Comprehensive History Tracking

All diagnostic information is automatically stored in the history attribute:

# Access full history
for i, state in enumerate(raker.history):
    print(f"Step {i+1}:")
    print(f"  Loss: {state['loss']:.6f}")
    print(f"  Gradient norm: {state['gradient_norm']:.6f}")
    print(f"  ESS: {state['ess']:.1f}")
    print(f"  Converged: {state['converged']}")
    print(f"  Oscillating: {state['oscillating']}")

Each history entry contains:

loss: Current squared-error loss on margins
gradient_norm: L2 norm of the gradient vector
loss_moving_avg: Moving average of loss over convergence window
ess: Effective sample size
converged: Whether convergence has been detected
oscillating: Whether oscillation is detected
weight_stats: Comprehensive weight distribution statistics
weighted_margins: Current weighted demographic margins
raw_margins: Unweighted demographic margins

Practical Examples

Debugging Convergence Issues

import numpy as np
from onlinerake import OnlineRakingSGD, Targets

targets = Targets(age=0.5, gender=0.5, education=0.4, region=0.3)
raker = OnlineRakingSGD(
    targets,
    learning_rate=10.0,  # Potentially too high
    verbose=True,
    track_convergence=True
)

# Simulate data
for i in range(200):
    obs = {
        "age": np.random.binomial(1, 0.3),
        "gender": np.random.binomial(1, 0.4),
        "education": np.random.binomial(1, 0.6),
        "region": np.random.binomial(1, 0.2)
    }
    raker.partial_fit(obs)

    # Check for problems
    if i > 50 and raker.detect_oscillation():
        print(f"Oscillation detected at step {i+1}")
        print("Consider reducing learning rate")
        break

    if raker.converged:
        print(f"Successfully converged at step {i+1}")
        break

Monitoring Real-time Performance

# Set up monitoring
raker = OnlineRakingSGD(targets, learning_rate=3.0, verbose=True)

for obs in data_stream:
    raker.partial_fit(obs)

    # Monitor every 100 observations
    if raker._n_obs % 100 == 0:
        stats = raker.weight_distribution_stats
        print(f"\\nDiagnostics at observation {raker._n_obs}:")
        print(f"  Loss: {raker.loss:.6f}")
        print(f"  ESS: {raker.effective_sample_size:.1f}")
        print(f"  Weight outliers: {stats['outliers_count']}")

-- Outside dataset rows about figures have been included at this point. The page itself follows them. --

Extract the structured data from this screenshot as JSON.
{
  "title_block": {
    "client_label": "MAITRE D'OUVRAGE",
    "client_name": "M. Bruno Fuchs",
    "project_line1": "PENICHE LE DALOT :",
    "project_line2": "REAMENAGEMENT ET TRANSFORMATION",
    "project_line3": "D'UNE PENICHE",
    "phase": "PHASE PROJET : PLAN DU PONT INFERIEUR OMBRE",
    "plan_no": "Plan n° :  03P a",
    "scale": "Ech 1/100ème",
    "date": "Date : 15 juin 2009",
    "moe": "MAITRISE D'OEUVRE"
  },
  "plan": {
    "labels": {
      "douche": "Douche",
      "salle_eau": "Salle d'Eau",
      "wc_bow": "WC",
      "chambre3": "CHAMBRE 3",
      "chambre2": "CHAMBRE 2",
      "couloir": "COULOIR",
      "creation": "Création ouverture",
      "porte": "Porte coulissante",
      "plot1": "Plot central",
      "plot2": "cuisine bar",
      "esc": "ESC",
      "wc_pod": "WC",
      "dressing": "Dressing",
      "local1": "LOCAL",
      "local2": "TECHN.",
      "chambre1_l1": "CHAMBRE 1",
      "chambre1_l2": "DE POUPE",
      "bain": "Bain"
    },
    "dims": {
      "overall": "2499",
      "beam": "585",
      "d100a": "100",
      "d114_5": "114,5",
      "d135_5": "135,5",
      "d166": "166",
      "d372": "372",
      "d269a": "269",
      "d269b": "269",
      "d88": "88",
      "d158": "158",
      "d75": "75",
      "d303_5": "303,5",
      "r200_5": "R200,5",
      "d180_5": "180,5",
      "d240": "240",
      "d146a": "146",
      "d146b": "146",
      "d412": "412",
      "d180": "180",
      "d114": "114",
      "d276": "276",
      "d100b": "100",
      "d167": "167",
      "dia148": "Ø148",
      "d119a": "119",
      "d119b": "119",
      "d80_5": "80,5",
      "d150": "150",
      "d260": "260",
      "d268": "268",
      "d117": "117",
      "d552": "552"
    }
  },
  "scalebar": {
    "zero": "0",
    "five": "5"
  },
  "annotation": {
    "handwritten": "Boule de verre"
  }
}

        if stats['outliers_count'] > raker._n_obs * 0.1:
            print("  Warning: High proportion of weight outliers")

Numerical Stability and Robustness

The algorithms include several built-in safeguards for numerical stability:

MWU Exponent Clipping

The multiplicative weights update algorithm automatically clips exponential arguments to prevent overflow:

# Internally, MWU clips extreme exponents
expo = np.clip(-learning_rate * grad, -50.0, 50.0)
update = np.exp(expo)

This prevents NaN/Inf values even with extreme learning rates or gradients.

Robust Convergence Detection

Convergence detection handles edge cases gracefully:

# Convergence when loss approaches zero
raker = OnlineRakingSGD(targets, track_convergence=True)

# Algorithm automatically detects:
# 1. Perfect convergence (loss ≈ 0)
# 2. Relative stability (low variance)

if raker.converged:
    print(f"Converged at step {raker.convergence_step}")

Extreme Parameter Handling

Both algorithms are robust to extreme parameter settings:

# High learning rates with extreme targets
extreme_targets = Targets(age=0.1, gender=0.9, education=0.1, region=0.9)
raker = OnlineRakingMWU(extreme_targets, learning_rate=50.0)

# Algorithm remains stable despite extreme settings
for obs in challenging_data:
    raker.partial_fit(obs)
    assert np.all(np.isfinite(raker.weights))  # Always finite

For complete examples demonstrating all diagnostic features, see examples/diagnostics_demo.py in the package repository.